After treatment, the cells were collected and washed with ice-cold PBS and lysed with RIPA lysis buffer containing 1% PMSF, and the total protein concentration was measured by BCA assay according to the manufacturer’s instructions. For each sample, 30 µg of total protein was loaded into the wells of a 15% gel and the proteins then separated by sodium dodecyl sulfate-polyacrylamide gel electrophoresis (SDS-PAGE) in Tris-glycine running buffer (Solarbio, Beijing, China) at constant voltage (70 V; PowerPac Basic Power Supply, Bio-Rad) for 2 h. The proteins were subsequently transferred to polyvinylidene difluoride (PVDF) membranes (Millipore Corporation, Bedford, Massachusetts, USA) with a constant current of 400 mA (PowerPac™ Basic Power Supply) for 90 min under western blot transfer buffer (Solarbio, Beijing, China). After blocking in TBST with 10% skimmed milk for 2 h, the samples were incubated with primary antibody against BAX (1:500), β-actin (1:2000), CHOP (1:1000), or GRP78 (1:1000) overnight at 4°C. After washing, the membranes were incubated with a secondary antibody (1:4000) conjugated to horseradish peroxidase at 37°C for 30 min. The immunoreactive bands were visualized using a Super Signal West Pico kit (Proteintech, Wuhan, China) by Bio-Rad imaging system (Bio-Rad), according to the manufacturer’s instructions. The protein band densities were semi-quantified by densitometric analysis using ImageJ software 1.48 (National Institutes of Health, Bethesda, Maryland, USA).
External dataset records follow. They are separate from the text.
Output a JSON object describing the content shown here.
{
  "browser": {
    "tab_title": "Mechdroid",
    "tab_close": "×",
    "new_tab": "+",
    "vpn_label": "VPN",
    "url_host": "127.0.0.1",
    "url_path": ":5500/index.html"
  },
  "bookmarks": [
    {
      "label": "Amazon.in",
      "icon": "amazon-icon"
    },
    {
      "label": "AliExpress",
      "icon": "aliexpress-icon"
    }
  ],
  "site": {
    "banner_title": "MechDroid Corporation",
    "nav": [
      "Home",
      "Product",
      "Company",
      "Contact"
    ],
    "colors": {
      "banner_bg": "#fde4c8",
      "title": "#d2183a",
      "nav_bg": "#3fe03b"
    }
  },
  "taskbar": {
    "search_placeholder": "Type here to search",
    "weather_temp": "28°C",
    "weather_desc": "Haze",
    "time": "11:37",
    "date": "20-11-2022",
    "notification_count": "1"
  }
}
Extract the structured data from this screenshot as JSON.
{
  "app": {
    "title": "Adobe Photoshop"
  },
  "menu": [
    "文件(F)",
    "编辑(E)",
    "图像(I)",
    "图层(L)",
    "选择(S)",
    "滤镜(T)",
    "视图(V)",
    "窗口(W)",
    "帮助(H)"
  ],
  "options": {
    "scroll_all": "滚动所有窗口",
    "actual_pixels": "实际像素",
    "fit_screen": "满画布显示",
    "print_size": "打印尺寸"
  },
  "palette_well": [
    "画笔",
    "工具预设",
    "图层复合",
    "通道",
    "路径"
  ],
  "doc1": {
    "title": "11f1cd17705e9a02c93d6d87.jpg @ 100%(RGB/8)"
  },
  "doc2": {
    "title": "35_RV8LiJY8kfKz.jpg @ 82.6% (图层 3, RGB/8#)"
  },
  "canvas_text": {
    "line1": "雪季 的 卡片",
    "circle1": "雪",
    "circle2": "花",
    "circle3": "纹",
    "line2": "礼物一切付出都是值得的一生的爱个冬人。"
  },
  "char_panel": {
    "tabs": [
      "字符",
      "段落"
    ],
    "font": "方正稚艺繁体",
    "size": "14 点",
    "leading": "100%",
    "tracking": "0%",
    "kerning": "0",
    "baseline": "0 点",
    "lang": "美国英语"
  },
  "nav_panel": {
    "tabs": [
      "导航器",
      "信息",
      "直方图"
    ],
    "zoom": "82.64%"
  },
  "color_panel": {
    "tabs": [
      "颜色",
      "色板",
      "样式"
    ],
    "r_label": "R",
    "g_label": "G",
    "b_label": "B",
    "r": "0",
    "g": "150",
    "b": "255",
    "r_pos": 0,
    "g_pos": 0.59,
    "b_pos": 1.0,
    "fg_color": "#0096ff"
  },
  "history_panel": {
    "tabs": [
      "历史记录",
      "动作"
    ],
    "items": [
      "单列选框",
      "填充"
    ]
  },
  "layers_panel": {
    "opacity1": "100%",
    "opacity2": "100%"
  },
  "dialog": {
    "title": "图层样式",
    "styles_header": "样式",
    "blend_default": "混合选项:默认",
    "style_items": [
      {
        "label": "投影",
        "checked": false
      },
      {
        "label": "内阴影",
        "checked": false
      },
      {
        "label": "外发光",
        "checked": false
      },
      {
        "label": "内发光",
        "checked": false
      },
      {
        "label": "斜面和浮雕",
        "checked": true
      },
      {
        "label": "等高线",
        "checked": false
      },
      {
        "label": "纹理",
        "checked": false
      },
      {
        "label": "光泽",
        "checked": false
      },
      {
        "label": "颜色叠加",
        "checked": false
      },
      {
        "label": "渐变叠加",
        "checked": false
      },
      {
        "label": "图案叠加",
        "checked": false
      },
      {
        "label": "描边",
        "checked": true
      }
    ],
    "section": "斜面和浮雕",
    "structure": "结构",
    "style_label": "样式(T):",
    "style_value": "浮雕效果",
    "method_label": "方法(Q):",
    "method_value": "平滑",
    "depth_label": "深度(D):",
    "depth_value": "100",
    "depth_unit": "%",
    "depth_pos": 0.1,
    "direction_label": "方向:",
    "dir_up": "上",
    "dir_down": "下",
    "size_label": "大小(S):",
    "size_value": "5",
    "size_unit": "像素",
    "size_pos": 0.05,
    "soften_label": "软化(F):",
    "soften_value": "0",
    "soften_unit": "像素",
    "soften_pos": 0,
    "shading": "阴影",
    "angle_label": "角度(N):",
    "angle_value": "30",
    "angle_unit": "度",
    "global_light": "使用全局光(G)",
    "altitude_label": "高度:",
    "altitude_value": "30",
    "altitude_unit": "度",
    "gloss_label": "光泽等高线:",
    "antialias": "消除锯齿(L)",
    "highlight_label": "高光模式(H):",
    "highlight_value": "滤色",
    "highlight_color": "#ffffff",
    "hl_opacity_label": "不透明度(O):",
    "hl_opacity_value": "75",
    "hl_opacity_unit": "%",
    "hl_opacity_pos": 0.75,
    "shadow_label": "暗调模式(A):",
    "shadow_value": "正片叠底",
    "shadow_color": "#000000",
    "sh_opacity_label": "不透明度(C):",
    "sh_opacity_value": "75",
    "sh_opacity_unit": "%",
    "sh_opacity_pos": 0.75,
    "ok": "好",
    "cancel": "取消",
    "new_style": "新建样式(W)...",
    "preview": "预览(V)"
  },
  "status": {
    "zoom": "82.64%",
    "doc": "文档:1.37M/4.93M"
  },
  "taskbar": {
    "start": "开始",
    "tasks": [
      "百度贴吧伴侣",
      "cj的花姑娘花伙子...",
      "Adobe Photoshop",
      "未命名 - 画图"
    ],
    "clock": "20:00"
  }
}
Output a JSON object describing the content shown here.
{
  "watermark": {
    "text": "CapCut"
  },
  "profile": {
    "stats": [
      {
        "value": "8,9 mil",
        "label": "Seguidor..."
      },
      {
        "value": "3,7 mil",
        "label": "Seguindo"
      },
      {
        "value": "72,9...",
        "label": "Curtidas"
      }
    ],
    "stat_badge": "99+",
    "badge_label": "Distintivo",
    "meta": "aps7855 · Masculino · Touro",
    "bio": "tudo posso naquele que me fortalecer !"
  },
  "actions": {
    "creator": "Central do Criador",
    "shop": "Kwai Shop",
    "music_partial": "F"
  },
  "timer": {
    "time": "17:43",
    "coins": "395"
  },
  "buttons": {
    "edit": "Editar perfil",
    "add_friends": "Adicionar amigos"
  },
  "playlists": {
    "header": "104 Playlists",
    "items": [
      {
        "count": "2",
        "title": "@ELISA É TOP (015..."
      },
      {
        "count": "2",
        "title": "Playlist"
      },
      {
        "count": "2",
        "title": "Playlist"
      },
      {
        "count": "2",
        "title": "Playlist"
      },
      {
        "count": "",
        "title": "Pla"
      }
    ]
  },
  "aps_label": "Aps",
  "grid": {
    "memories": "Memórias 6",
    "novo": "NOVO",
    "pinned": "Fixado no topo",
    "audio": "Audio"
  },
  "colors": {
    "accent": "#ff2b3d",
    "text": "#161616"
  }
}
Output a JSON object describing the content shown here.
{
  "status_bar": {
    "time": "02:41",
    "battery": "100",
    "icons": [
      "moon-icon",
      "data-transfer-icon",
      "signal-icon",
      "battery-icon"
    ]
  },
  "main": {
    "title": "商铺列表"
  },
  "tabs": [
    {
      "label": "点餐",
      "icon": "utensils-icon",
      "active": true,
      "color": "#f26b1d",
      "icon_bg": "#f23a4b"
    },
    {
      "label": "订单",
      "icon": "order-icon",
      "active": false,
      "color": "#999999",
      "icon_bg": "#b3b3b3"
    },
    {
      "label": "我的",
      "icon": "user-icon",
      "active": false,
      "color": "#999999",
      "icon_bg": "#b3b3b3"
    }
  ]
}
Estimation of Caspase 3 activity

After the treatment, the cells were harvested by centrifugation and incubated in lysis buffer on ice for 15 min. The lysates were then centrifuged at 15000 r/min at 4°C for 15 min). The protein content was determined using the BCA assay, according to the manufacturer’s instructions. The aliquots were then incubated with the Caspase 3 substrate at 37°C in a microplate for 4 h and the absorbance was recorded at 405 nm using a microplate reader (Bio-Rad 680).

Statistical analysis

All numerical data were expressed as the mean ± standard error of mean from at least three separate experiments. Statistical comparisons were done using one-way analysis of variance (ANOVA) followed by the Tukey post-hoc test, with p < 0.05 indicating significance. All data analyses were done with SPSS software version 13 (SPSS Inc., Chicago, Illinois, USA).

Results

Curcumin attenuated the cytotoxicity of PA in H9C2 cells

Curcumin alone had no effects on the viability of H9C2 cells at concentrations up to 10 μM, whereas at 20 and 40 μM, curcumin decreased the cell viability compared to that of the control group (Figure 2(a)). In addition, compared to the 400 μM PA group, the 2.5−10 μM curcumin enhanced the cell viability in a concentration-dependent manner, but 20 μM curcumin have a lower cell viability compared with 10 μM group and higher than PA-treated cells (Figure 2(b)).

Figure 2.

Curcumin attenuates PA-induced cytotoxicity in H9C2 cells. Viability of H9C2 cells incubated with various concentrations of curcumin alone for 24 h (a). Viability of H9C2 cells incubated with 400 μM PA alone and in the presence of different concentrations of curcumin for 24 h (b). The data are presented as the mean ± SEM of three independent experiments. The columns represent the corresponding experiments. The columns with different letters are significantly different (p < 0.05) from each other. CTL: control; CUR: different concentrations of curcumin; PA: 400 µM palmitic acid.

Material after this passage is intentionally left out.